Paper Notes: Facebook’s Tectonic Filesystem – Efficiency from Exascale

As part of last two posts we have seen how Facebook created Haystack as their blob-storage solution & then further improved it with a tiered-storage solution by creating f4. Facebook also has a data warehousing system that runs large number of HDFS nodes. These are two main specialized systems that fulfill separate needs for Facebook.

In this paper we will take a look at a centralized solution that fulfills both the above needs known as Tectonic. Tectonic is a exabyte distributed file-system which provides performance comparable to both blob-storage & data warehouse system. This reduces the complexity of maintaining & improving multiple specialized systems & improves the resource utilization of the overall system. A single tectonic cluster is deployed on an entire datacenter due to its exabyte scale & hence tenants using blob-storage & data warehouse can be hosted on the same cluster.

Need for a centralized system

Blob-storage & data warehouse are both specialized systems that solve a specific problem. They both have their own requirements but they fall short in terms of efficient resource utilizations in their own way.

Problem with blob-storage

Blob-storage has a requirement of fulfilling read/write operations with minimal latency due to the fact that it is often used for interactive applications. A peak in latency will end up degrading the user experience who is either trying to upload a photo or view a video on Facebook application. Also blobs being stored are often smaller in size.

To solve for this requirement, extra machines need to provisioned as blob-storage ends up becoming IOPS-bound. Ratio of IOPS to per terabyte of storage is often lower as IOPS are mostly concentrated on a small set of blobs. As we saw in the f4 post, blobs are stored either under Haystack as hot blobs or under warm f4 storage. In case of f4 storage because the blobs are not being so frequently accessed, the IOPS capacity ends up getting wasted. This is where blob-storage falls short in terms of IOPS under-utilization.

Problem with data warehouse

Data warehouse stores large amount of data as the underlying use case is mostly in the analytics domain. Therefore both read & write operations end up working with large amount of data when compared to blob-storage. HDFS clusters are used for storing the data & resulted in lot of operational overhead. It is often the case that the data being stored needs to be partitioned across multiple HDFS nodes which results in maintaining large amount of metadata & also introduces the bin-packing problem.
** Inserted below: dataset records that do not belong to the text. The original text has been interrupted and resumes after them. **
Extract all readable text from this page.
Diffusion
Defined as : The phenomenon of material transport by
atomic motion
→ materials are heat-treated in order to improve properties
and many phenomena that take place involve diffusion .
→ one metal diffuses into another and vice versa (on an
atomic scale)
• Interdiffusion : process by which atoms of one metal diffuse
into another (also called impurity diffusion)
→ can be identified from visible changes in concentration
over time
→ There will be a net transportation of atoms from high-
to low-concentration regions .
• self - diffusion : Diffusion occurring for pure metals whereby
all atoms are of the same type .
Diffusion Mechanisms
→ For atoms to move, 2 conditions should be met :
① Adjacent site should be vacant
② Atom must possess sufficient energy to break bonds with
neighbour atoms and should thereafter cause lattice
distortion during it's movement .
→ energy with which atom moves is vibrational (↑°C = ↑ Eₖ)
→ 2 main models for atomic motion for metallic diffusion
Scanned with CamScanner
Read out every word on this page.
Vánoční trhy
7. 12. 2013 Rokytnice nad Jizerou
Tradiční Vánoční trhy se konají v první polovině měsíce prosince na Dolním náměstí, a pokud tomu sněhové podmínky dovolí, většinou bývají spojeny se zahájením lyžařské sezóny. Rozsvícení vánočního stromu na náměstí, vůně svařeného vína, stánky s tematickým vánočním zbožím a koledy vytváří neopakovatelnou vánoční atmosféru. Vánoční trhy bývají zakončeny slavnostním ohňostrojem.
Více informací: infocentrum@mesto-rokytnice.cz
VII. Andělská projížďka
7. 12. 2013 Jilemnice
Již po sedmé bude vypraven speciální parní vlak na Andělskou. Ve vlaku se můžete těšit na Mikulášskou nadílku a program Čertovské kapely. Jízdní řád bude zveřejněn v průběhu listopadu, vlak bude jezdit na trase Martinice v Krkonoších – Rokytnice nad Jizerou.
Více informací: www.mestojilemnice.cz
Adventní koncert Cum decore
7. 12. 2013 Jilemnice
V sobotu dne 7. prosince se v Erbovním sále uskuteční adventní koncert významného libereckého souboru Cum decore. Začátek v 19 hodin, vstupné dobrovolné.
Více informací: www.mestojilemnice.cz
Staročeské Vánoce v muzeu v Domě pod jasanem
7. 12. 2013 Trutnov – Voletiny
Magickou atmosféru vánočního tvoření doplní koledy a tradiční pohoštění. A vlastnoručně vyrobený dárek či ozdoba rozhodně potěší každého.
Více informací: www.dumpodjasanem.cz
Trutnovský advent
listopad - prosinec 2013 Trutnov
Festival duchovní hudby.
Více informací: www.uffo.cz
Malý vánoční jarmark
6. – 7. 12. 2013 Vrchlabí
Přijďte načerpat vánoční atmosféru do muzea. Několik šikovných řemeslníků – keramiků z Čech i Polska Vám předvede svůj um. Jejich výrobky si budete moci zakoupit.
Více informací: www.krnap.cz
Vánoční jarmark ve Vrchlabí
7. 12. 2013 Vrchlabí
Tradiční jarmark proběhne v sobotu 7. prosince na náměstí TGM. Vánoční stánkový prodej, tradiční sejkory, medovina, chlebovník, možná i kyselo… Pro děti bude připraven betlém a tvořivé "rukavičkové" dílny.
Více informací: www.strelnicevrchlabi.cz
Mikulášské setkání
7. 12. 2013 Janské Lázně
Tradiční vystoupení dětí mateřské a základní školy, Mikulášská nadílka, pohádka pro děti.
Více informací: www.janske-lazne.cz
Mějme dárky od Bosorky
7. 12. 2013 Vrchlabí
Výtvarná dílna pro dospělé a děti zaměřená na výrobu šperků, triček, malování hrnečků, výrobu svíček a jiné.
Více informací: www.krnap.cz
Considering the various challenges of these specialized systems along with operational overhead of maintaining them, Tectonic filesystem was developed which solves for both the use cases along with making the most use of underlying resources. Having a single system makes it easier to allocate resources to the correct system which is not possible in separately deployed specialized systems such as blob-storage & data warehouse.

Architecture

In this section we take a look at the architecture & implementation details of the tectonic filesystem. This will help us in understanding about how does Tectonic solves for the problems introduced by specialized storage systems.

High-level overview

Tectonic is deployed in a data-center with a unit called cluster. Each cluster is resistant to host, rack & power failure. Clusters can be replicated across data centers to provide protection against a data center failure.

Each cluster consists of storage nodes called chunk store, metadata nodes & nodes which perform background operations such as garbage collection, health checks etc. Client libraries interact with both storage as well as metadata nodes but metadata nodes do not communicate with chunk nodes and vice-versa.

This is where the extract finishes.